The whole language method relies on assumptions about a child’s pre-school literacy preparation. “It’s a comfortable, middle-class model that assumes basic language skills are in place before the child starts school. And for children who don’t have those skills, it’s like being thrown off the end of the pier to learn to swim,” they say
Tunmer and Chapman’s research indicates that phonics might be a more ‘natural’ way for children to learn to read. They found that most children rely primarily on word-level information to identify unfamiliar words, even though they have been told to do otherwise. Their study asked children in years one and two: “When you are reading on your own and come across a word you don’t know, what do you do to try to figure out what the word is?”

The results showed that at each year level most children said they used word–level information to identify unfamiliar words in text, and the tendency increased as the children grew older, from 52 percent in year one to 66 percent in year two.

Even more revealing was the relationship between how children identify unfamiliar words and their later reading achievement. The research showed that children who were placed in Reading Recovery were four-and-a-half times more likely to have said in their first year at school that they preferred to use contextual guessing and picture cues when confronted with an unfamiliar word. They say phonological awareness at school entry is the best single predictor of future reading achievement.

The professors advocate a systematic approach to the teaching of phonics, where children learn letter-sound patterns outside the context of reading text, but are also taught how to use these skills during reading. Tunmer says it is like learning to play tennis, where you need to play the game to improve, but you also need to practise the skills of different components of the game, like the serve, backhand and volley.

Reading Recovery was developed in 1985 by whole language advocate Marie Clay to help children having trouble learning to read after a year of formal reading instruction. But where it falls down, say Tunmer and Chapman, is that it provides more of the same type of reading instruction that these children have already failed at.

Their studies showed that children selected for Reading Recovery showed major deficiencies in phonological processing skills. But they also showed Reading Recovery did not eliminate these deficiencies. Even for children considered to have succeeded in the Reading Recovery programme, it failed to significantly improve their literacy development, they say. Their studies found that these children showed no sign of accelerated reading performance, and one year after completing the programme they were performing at about one year below age-appropriate levels.

Proponents of whole language favour a literature-based approach to teaching reading, using ‘real books’ that contain a full story per book. The phonics reading programmes, which use graded books based on controlled vocabulary and sentence structure, are dismissed as being non-authentic and uninteresting.
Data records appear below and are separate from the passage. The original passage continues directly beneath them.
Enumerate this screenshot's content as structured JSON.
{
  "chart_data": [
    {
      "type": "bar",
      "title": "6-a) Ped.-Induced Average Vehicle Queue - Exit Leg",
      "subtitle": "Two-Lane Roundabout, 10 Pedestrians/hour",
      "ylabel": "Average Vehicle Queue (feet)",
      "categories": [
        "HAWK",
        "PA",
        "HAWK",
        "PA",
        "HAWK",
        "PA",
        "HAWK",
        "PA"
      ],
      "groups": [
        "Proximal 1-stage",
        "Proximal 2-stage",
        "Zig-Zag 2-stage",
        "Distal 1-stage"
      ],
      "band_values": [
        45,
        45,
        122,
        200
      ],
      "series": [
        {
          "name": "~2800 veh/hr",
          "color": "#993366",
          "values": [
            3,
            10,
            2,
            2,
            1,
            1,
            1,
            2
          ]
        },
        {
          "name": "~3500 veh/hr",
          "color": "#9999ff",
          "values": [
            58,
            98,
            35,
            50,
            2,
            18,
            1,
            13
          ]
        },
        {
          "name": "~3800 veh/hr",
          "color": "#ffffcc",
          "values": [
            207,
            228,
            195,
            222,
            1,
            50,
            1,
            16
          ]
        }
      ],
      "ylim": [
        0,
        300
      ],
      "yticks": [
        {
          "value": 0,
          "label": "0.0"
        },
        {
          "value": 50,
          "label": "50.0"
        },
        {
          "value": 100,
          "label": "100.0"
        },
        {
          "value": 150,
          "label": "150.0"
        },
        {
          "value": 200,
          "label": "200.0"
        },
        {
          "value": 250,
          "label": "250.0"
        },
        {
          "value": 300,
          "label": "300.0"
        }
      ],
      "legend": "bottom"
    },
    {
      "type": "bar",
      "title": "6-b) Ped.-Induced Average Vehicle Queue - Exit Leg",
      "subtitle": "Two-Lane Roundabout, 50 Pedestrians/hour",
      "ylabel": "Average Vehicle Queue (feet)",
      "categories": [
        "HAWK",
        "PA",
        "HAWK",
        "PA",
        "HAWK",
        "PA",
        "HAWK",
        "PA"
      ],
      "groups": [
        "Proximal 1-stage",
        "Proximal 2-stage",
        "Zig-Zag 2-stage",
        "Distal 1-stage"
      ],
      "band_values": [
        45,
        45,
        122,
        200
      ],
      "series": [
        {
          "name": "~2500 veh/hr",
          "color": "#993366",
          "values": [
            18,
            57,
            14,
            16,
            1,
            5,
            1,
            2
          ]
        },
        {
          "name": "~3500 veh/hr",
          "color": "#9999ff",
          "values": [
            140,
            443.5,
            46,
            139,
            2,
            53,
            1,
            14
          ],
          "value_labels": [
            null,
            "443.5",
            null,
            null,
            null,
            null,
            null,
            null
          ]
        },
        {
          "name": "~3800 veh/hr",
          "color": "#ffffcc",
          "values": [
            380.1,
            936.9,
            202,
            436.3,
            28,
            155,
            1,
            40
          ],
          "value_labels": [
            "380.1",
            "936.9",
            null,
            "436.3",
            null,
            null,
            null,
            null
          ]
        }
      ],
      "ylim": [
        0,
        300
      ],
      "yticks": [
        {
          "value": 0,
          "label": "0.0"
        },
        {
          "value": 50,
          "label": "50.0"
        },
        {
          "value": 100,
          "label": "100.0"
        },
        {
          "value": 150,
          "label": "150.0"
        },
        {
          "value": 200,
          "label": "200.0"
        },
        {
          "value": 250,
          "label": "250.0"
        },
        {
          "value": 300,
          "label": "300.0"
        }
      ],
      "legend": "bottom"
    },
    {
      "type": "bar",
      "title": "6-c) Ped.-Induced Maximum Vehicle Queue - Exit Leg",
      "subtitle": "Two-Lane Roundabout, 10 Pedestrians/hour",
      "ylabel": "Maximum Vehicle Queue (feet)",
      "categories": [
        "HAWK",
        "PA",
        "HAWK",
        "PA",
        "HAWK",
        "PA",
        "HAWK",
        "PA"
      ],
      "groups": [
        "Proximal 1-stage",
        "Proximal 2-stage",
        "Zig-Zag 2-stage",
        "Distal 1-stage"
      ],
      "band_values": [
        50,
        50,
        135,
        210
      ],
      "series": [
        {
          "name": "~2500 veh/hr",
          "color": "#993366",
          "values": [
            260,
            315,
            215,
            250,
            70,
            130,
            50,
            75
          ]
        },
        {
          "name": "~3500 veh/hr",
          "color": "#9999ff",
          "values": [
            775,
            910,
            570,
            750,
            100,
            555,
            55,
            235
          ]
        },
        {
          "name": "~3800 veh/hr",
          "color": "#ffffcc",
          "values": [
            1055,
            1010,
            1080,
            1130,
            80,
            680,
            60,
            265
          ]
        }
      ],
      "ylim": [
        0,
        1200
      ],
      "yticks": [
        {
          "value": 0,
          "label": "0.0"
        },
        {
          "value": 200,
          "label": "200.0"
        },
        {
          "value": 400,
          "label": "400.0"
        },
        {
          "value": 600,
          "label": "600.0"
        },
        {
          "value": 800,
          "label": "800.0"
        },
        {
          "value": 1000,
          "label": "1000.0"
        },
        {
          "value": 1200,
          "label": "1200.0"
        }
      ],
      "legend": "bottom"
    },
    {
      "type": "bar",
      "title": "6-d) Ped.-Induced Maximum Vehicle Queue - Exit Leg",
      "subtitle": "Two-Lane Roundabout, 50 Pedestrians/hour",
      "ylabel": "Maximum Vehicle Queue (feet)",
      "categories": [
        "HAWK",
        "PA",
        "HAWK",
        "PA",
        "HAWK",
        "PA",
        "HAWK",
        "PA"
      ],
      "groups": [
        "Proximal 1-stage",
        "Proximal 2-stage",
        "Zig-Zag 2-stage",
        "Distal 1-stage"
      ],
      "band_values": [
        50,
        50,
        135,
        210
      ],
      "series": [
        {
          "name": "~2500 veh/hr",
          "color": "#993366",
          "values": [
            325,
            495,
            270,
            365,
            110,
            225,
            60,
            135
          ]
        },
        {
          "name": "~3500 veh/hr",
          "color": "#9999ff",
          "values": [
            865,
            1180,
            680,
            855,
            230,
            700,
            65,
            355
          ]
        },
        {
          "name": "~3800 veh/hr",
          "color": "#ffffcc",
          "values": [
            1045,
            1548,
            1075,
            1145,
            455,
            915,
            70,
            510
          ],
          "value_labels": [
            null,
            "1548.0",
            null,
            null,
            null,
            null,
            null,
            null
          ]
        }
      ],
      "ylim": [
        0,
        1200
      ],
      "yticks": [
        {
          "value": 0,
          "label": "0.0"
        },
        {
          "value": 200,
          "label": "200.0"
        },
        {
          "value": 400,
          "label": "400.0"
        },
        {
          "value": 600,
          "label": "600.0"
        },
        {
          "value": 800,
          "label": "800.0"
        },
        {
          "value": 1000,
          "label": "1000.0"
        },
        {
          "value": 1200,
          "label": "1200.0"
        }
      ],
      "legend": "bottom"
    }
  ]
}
The professors agree that this point has merit, and certainly early phonics-based books, like the Janet and John series, were designed to emphasise particular letter-sound patterns without much regard for producing an interesting story.

“The authentic literature fits with the philosophy of reading for meaning and enjoyment, but it actually places a greater need for word identification strategies because there are more unfamiliar words being introduced.”

But the good news is there are books that offer a compromise, teaching letter-sound skills while still being interesting. The Dr Seuss series, for instance, uses rhyme, humour and repetition to hold children’s attention, while focusing on repeated letter-sound patterns to teach the basics of phonics.